Marvel’s Ike Perlmutter Offered Up Many MCU Heroes To Sony For $25M In 1998

Feb 15, 2018

Before Marvel Studios was making billions of dollars at the box office, Marvel Comics was struggling to make a profit. Under the new leadership of Ike Perlmutter, Marvel Entertainment tried to make multiple studio deals to sell off the film rights to multiple characters, so they could stay afloat.

Wall Street Journal’s Ben Fritz has revealed an excerpt from his book The Big Picture on Twitter that reveals one of these deals from twenty years ago.

Perlmutter and Sony’s Yari Landau were working on a deal for Spider-Man, then Ike attempted to lump in characters such as Iron Man, Thor, Ant-Man, Black Panther and more with the low-ball price tag of $25 million. The Sony executive balked at the idea they’d want any characters other than Spider-Man.

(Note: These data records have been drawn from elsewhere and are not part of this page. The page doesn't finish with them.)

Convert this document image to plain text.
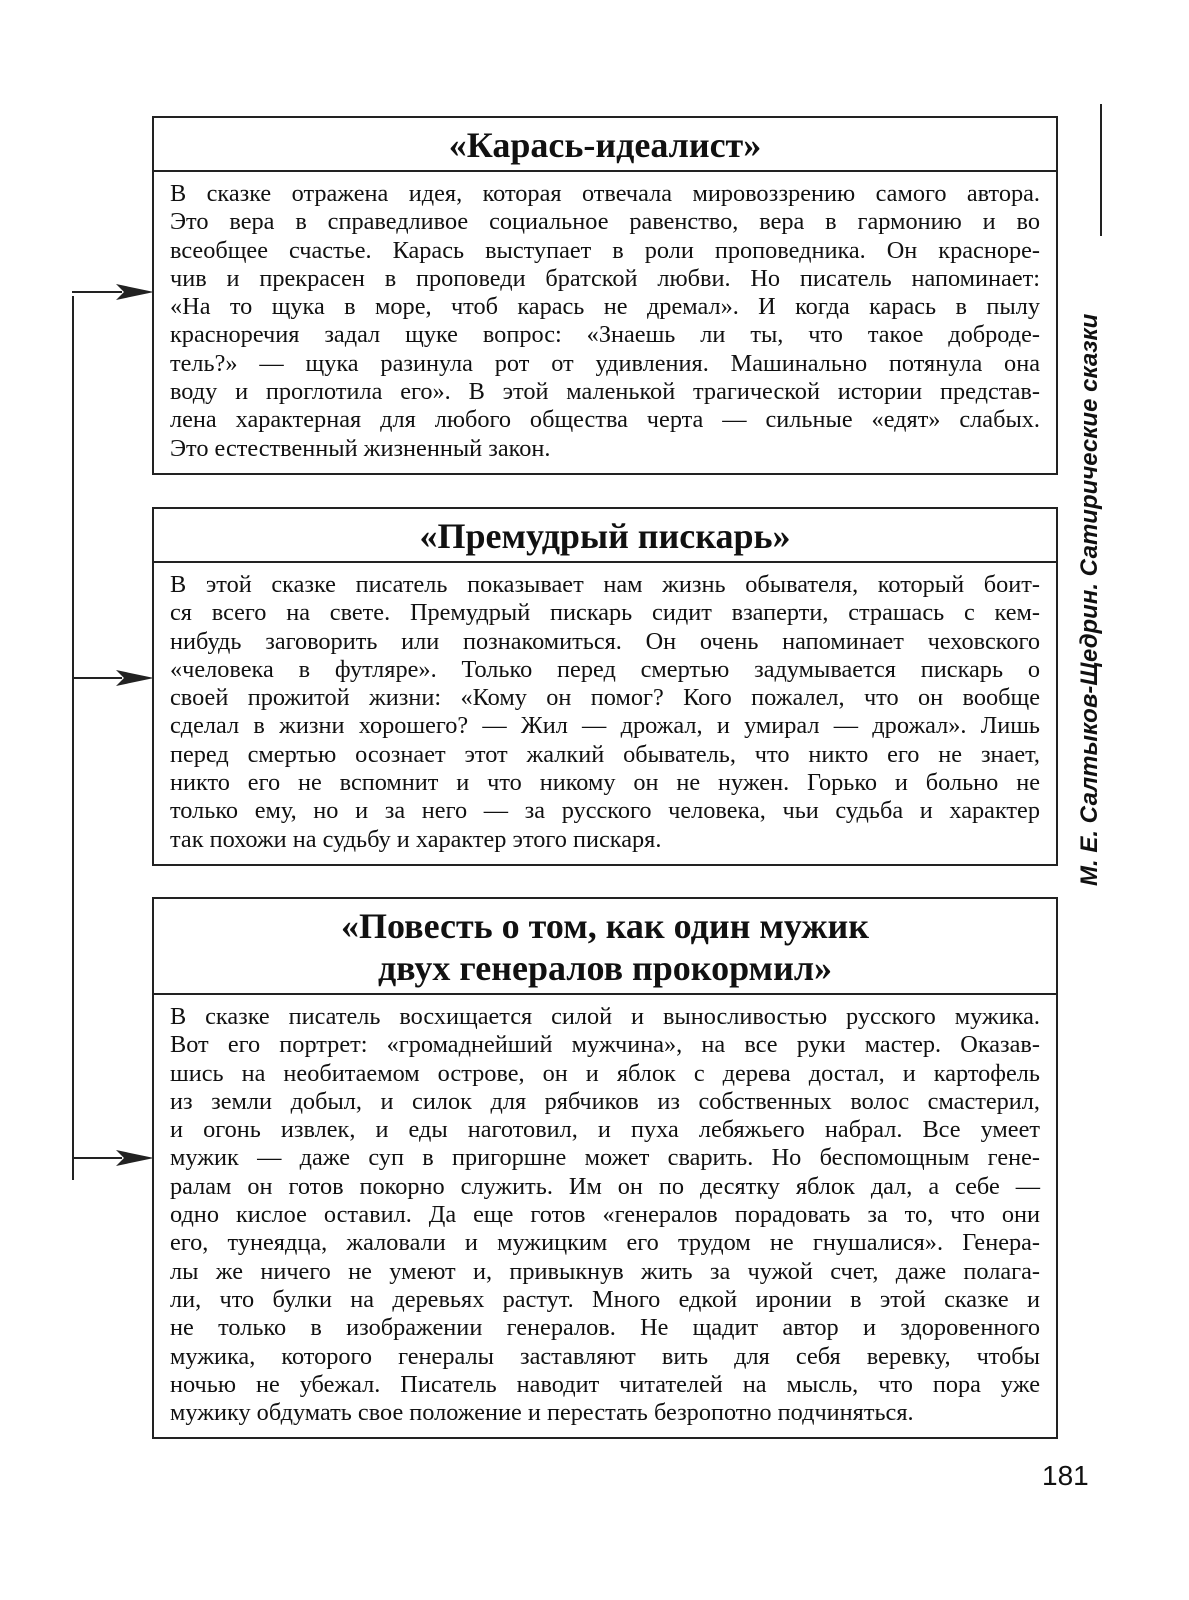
«Карась-идеалист»
В сказке отражена идея, которая отвечала мировоззрению самого автора.
Это вера в справедливое социальное равенство, вера в гармонию и во
всеобщее счастье. Карась выступает в роли проповедника. Он красноре-
чив и прекрасен в проповеди братской любви. Но писатель напоминает:
«На то щука в море, чтоб карась не дремал». И когда карась в пылу
красноречия задал щуке вопрос: «Знаешь ли ты, что такое доброде-
тель?» — щука разинула рот от удивления. Машинально потянула она
воду и проглотила его». В этой маленькой трагической истории представ-
лена характерная для любого общества черта — сильные «едят» слабых.
Это естественный жизненный закон.
«Премудрый пискарь»
В этой сказке писатель показывает нам жизнь обывателя, который боит-
ся всего на свете. Премудрый пискарь сидит взаперти, страшась с кем-
нибудь заговорить или познакомиться. Он очень напоминает чеховского
«человека в футляре». Только перед смертью задумывается пискарь о
своей прожитой жизни: «Кому он помог? Кого пожалел, что он вообще
сделал в жизни хорошего? — Жил — дрожал, и умирал — дрожал». Лишь
перед смертью осознает этот жалкий обыватель, что никто его не знает,
никто его не вспомнит и что никому он не нужен. Горько и больно не
только ему, но и за него — за русского человека, чьи судьба и характер
так похожи на судьбу и характер этого пискаря.
«Повесть о том, как один мужик
двух генералов прокормил»
В сказке писатель восхищается силой и выносливостью русского мужика.
Вот его портрет: «громаднейший мужчина», на все руки мастер. Оказав-
шись на необитаемом острове, он и яблок с дерева достал, и картофель
из земли добыл, и силок для рябчиков из собственных волос смастерил,
и огонь извлек, и еды наготовил, и пуха лебяжьего набрал. Все умеет
мужик — даже суп в пригоршне может сварить. Но беспомощным гене-
ралам он готов покорно служить. Им он по десятку яблок дал, а себе —
одно кислое оставил. Да еще готов «генералов порадовать за то, что они
его, тунеядца, жаловали и мужицким его трудом не гнушалися». Генера-
лы же ничего не умеют и, привыкнув жить за чужой счет, даже полага-
ли, что булки на деревьях растут. Много едкой иронии в этой сказке и
не только в изображении генералов. Не щадит автор и здоровенного
мужика, которого генералы заставляют вить для себя веревку, чтобы
ночью не убежал. Писатель наводит читателей на мысль, что пора уже
мужику обдумать свое положение и перестать безропотно подчиняться.
М. Е. Салтыков-Щедрин. Сатирические сказки
181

At the time, Kevin Feige was busy working alongside Donner Company’s Lauren Shuler Donner on Fox’s first X-Men movie and it would be years later before his hiring and Marvel Studios was formed.

The franchise has currently earned an epic $13.5 billion at the worldwide box office, this doesn’t include money made from merchandise, licensing, and home/digital release earnings.

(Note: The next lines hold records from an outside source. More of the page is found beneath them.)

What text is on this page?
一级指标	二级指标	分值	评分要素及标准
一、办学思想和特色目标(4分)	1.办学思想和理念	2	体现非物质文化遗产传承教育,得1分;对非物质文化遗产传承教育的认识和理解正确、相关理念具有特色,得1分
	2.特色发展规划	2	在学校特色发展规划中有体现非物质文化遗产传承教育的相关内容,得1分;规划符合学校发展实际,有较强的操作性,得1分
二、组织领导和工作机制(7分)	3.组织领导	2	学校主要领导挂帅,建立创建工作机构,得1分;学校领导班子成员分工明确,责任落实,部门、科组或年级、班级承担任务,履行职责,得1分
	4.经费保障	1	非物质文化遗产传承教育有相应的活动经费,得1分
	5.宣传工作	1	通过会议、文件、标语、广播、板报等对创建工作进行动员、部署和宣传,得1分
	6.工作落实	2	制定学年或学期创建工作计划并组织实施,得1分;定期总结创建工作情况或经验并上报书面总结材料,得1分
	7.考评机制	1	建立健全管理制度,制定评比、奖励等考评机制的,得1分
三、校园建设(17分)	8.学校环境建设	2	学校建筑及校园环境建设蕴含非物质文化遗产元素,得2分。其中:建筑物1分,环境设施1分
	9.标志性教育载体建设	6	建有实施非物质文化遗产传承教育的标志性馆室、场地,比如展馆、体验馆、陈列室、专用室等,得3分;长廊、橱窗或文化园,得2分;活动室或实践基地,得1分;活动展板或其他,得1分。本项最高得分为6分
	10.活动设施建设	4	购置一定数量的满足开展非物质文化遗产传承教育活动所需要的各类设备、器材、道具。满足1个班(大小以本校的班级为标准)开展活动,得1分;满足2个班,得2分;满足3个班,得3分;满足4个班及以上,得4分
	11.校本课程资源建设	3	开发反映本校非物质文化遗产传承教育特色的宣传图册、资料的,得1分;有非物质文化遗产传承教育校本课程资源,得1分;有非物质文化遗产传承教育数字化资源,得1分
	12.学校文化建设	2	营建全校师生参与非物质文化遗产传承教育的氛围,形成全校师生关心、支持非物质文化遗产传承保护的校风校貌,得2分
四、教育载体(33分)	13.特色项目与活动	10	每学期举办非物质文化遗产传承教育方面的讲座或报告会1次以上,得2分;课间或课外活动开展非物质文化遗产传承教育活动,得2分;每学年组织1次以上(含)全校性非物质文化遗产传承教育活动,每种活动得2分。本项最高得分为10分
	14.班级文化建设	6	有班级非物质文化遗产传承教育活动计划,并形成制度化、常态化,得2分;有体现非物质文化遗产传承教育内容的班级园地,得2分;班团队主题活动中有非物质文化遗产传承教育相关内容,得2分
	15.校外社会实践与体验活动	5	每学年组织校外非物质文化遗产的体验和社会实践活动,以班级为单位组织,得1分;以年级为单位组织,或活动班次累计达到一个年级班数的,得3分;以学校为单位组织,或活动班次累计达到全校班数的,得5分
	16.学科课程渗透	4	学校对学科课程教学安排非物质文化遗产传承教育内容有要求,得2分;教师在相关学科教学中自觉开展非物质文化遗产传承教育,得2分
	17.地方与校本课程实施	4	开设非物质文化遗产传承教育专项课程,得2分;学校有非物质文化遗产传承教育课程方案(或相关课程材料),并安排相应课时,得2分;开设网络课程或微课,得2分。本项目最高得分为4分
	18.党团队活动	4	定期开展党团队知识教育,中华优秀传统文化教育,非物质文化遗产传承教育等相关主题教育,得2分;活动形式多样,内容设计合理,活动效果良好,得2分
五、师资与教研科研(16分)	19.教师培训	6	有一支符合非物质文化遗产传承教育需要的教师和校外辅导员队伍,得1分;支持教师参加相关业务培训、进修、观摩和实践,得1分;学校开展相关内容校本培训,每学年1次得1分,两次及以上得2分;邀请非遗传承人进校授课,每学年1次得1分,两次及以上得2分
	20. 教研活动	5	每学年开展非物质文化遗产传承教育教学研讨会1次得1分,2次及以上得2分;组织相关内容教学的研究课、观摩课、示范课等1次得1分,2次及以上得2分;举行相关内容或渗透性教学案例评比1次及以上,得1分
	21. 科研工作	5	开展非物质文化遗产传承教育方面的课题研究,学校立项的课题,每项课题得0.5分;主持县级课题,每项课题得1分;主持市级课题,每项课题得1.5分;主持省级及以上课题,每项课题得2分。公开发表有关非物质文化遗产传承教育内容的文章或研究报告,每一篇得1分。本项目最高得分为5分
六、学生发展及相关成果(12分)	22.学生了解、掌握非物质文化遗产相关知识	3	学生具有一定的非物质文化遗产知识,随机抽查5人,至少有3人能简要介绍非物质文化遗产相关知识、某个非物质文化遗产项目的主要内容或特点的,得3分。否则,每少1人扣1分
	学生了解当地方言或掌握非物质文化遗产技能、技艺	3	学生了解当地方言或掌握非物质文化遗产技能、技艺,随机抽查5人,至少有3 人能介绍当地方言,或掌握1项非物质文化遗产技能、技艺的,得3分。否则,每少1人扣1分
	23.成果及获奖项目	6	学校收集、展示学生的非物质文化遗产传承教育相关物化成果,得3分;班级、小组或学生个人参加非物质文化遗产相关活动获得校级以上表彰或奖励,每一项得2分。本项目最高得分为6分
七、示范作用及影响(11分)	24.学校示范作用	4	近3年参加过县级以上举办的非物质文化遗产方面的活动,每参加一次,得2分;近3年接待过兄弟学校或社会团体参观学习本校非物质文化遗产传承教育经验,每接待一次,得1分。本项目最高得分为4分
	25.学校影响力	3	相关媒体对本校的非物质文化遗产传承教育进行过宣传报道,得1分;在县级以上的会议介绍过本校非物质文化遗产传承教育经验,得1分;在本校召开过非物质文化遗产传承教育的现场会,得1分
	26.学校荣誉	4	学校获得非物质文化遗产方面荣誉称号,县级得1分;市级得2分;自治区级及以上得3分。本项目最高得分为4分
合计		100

Black Panther (one of the characters offered to Sony in that deal) opens this weekend is eyeing at a domestic opening of between $150-170 million which aims to break multiple box office records.

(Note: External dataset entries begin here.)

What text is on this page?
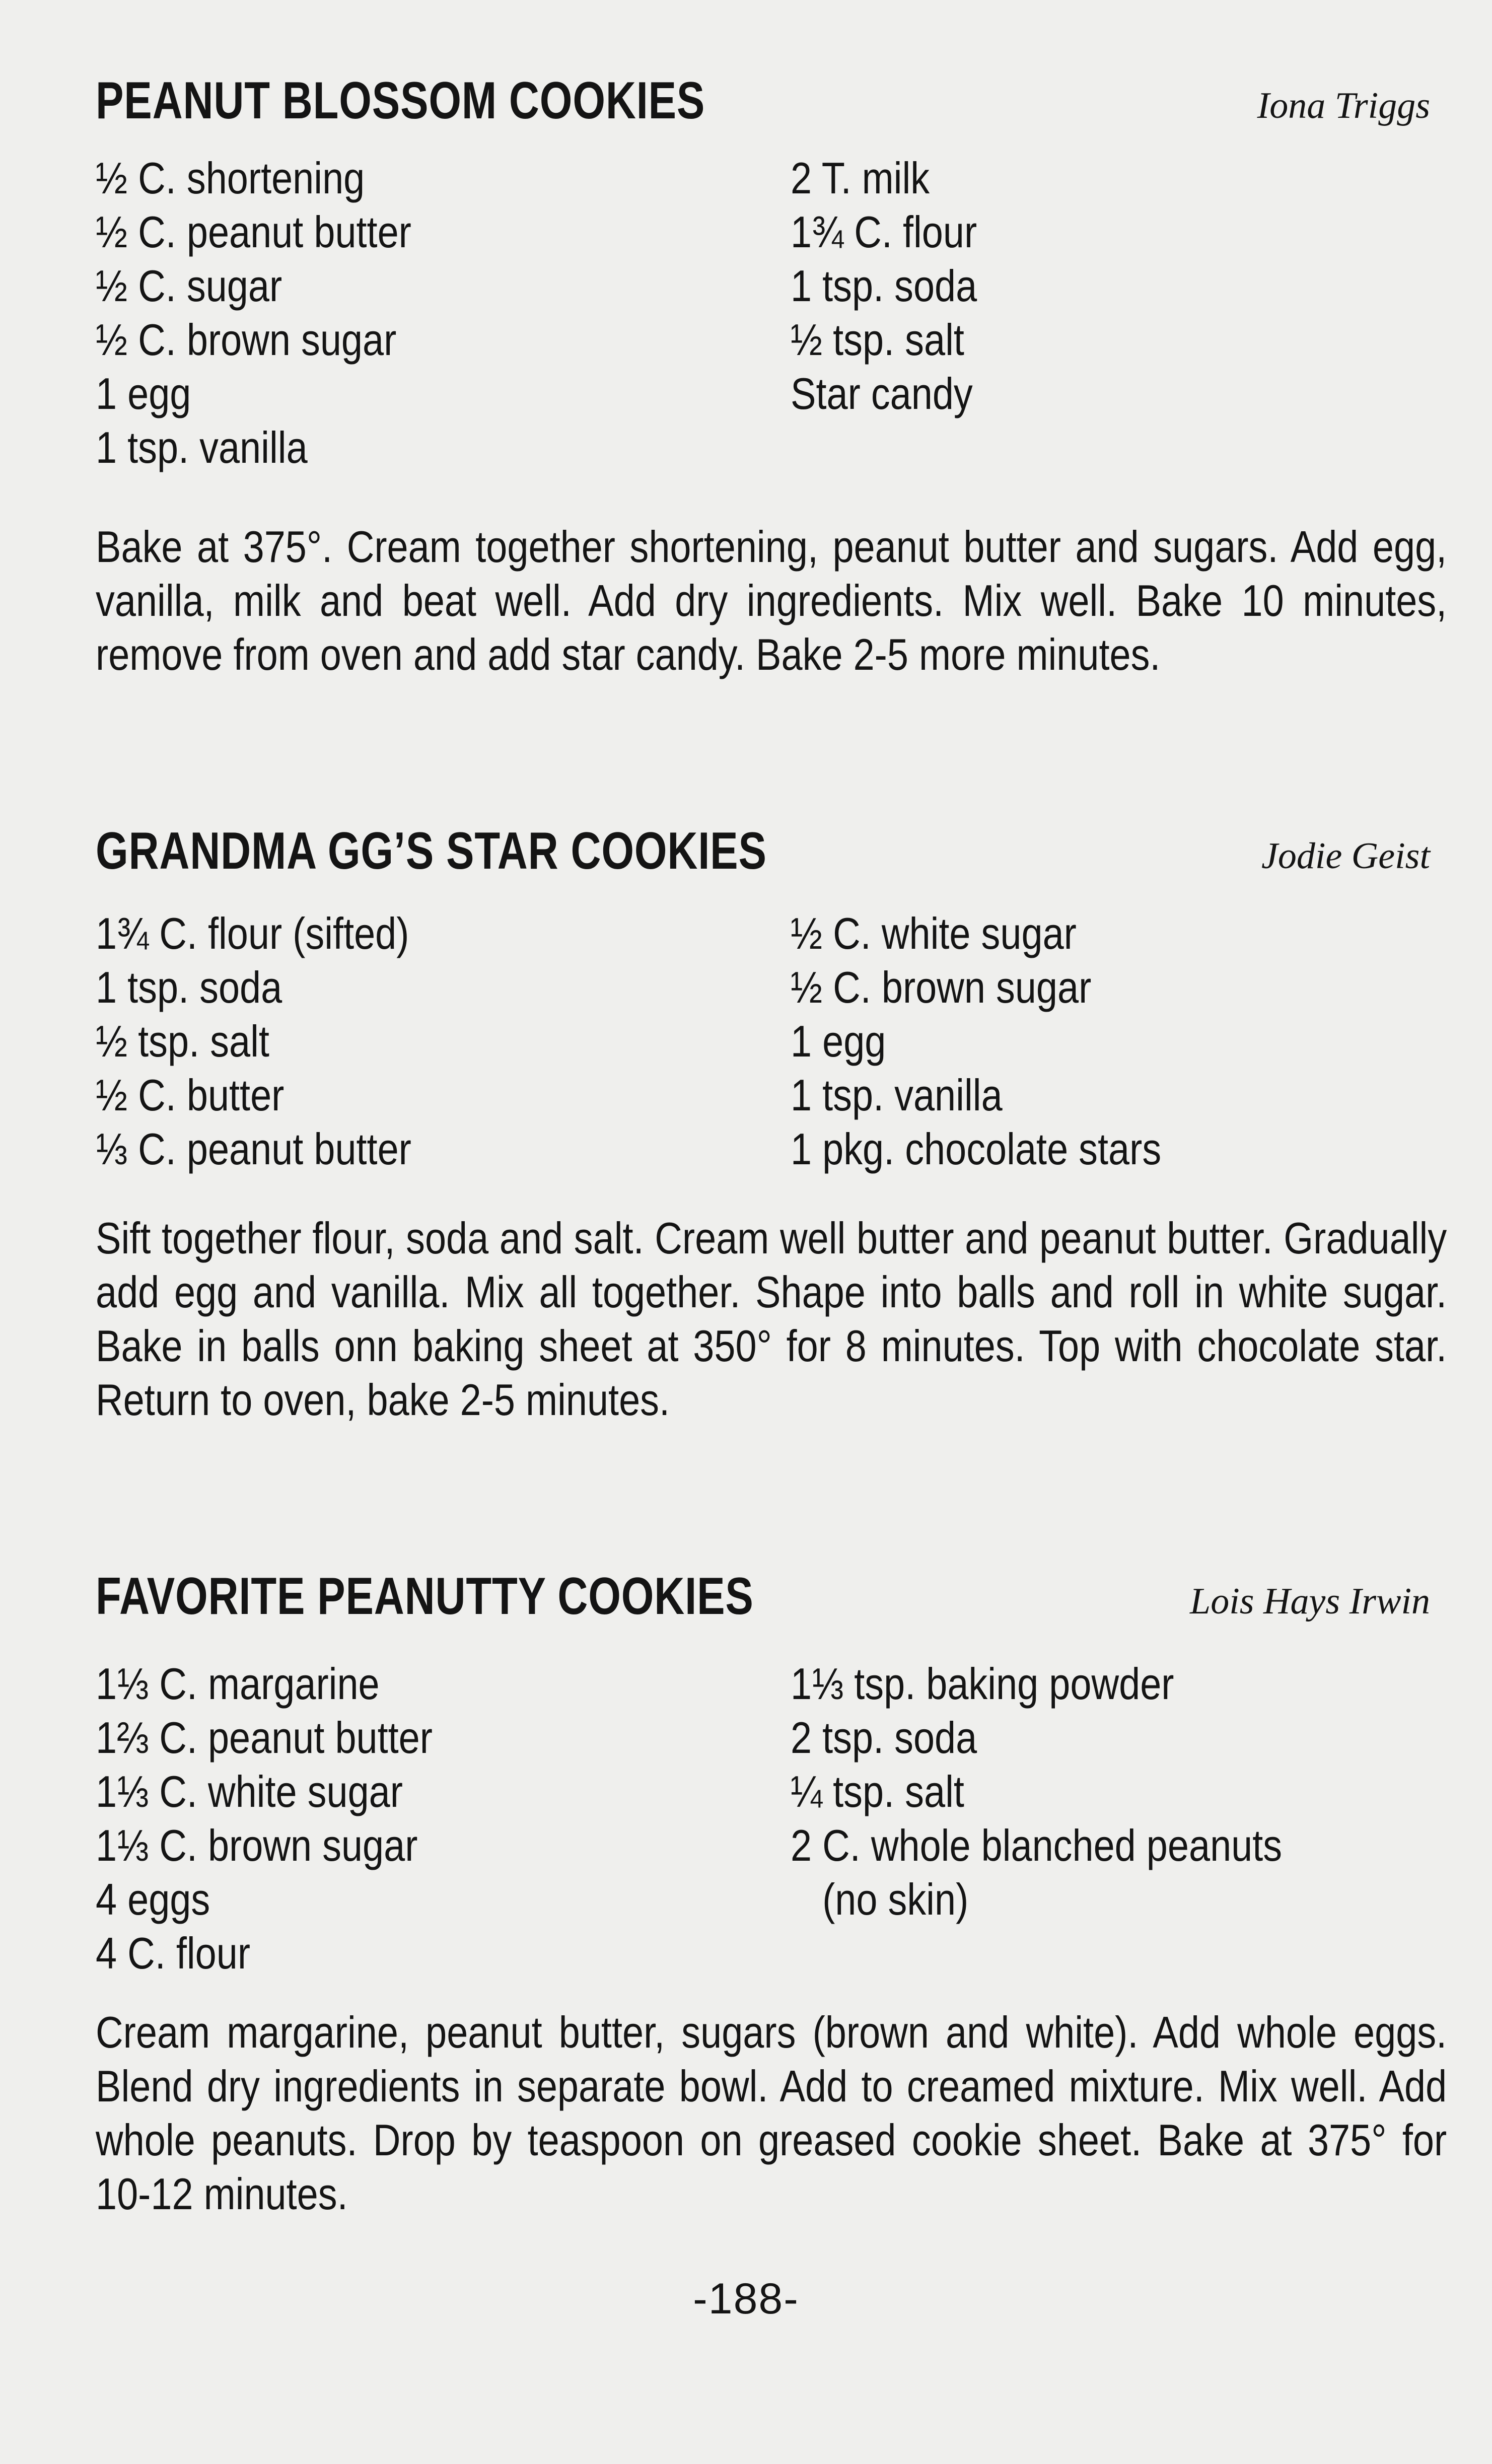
PEANUT BLOSSOM COOKIES	Iona Triggs
½ C. shortening
½ C. peanut butter
½ C. sugar
½ C. brown sugar
1 egg
1 tsp. vanilla
2 T. milk
1¾ C. flour
1 tsp. soda
½ tsp. salt
Star candy

Bake at 375°. Cream together shortening, peanut butter and sugars. Add egg, vanilla, milk and beat well. Add dry ingredients. Mix well. Bake 10 minutes, remove from oven and add star candy. Bake 2-5 more minutes.

GRANDMA GG’S STAR COOKIES	Jodie Geist
1¾ C. flour (sifted)
1 tsp. soda
½ tsp. salt
½ C. butter
⅓ C. peanut butter
½ C. white sugar
½ C. brown sugar
1 egg
1 tsp. vanilla
1 pkg. chocolate stars

Sift together flour, soda and salt. Cream well butter and peanut butter. Gradually add egg and vanilla. Mix all together. Shape into balls and roll in white sugar. Bake in balls onn baking sheet at 350° for 8 minutes. Top with chocolate star. Return to oven, bake 2-5 minutes.

FAVORITE PEANUTTY COOKIES	Lois Hays Irwin
1⅓ C. margarine
1⅔ C. peanut butter
1⅓ C. white sugar
1⅓ C. brown sugar
4 eggs
4 C. flour
1⅓ tsp. baking powder
2 tsp. soda
¼ tsp. salt
2 C. whole blanched peanuts
(no skin)

Cream margarine, peanut butter, sugars (brown and white). Add whole eggs. Blend dry ingredients in separate bowl. Add to creamed mixture. Mix well. Add whole peanuts. Drop by teaspoon on greased cookie sheet. Bake at 375° for 10-12 minutes.

-188-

It seems laughable neither Perlmutter and Landau had any vision or proper valuation at the time, even more so as Sony turned down the $25M bargain. Disney would eventually spend $4 billion when they bought Marvel, their return on that original investment is gigantic.

2018 marks the 10th Anniversary of Marvel Studios and Disney/Marvel should be count their lucky stars that they landed Kevin Feige when they did.

Now, Disney (Marvel’s owner) is looking to purchase 21st Century Fox which includes studios such as 20th Century Fox and it looks like Sony is going to sell their film division to potential buyers. It’s an interesting juxtapose when looking back to how Marvel was struggling back in 1998 and how successful they are now while major Hollywood studios are being sold off.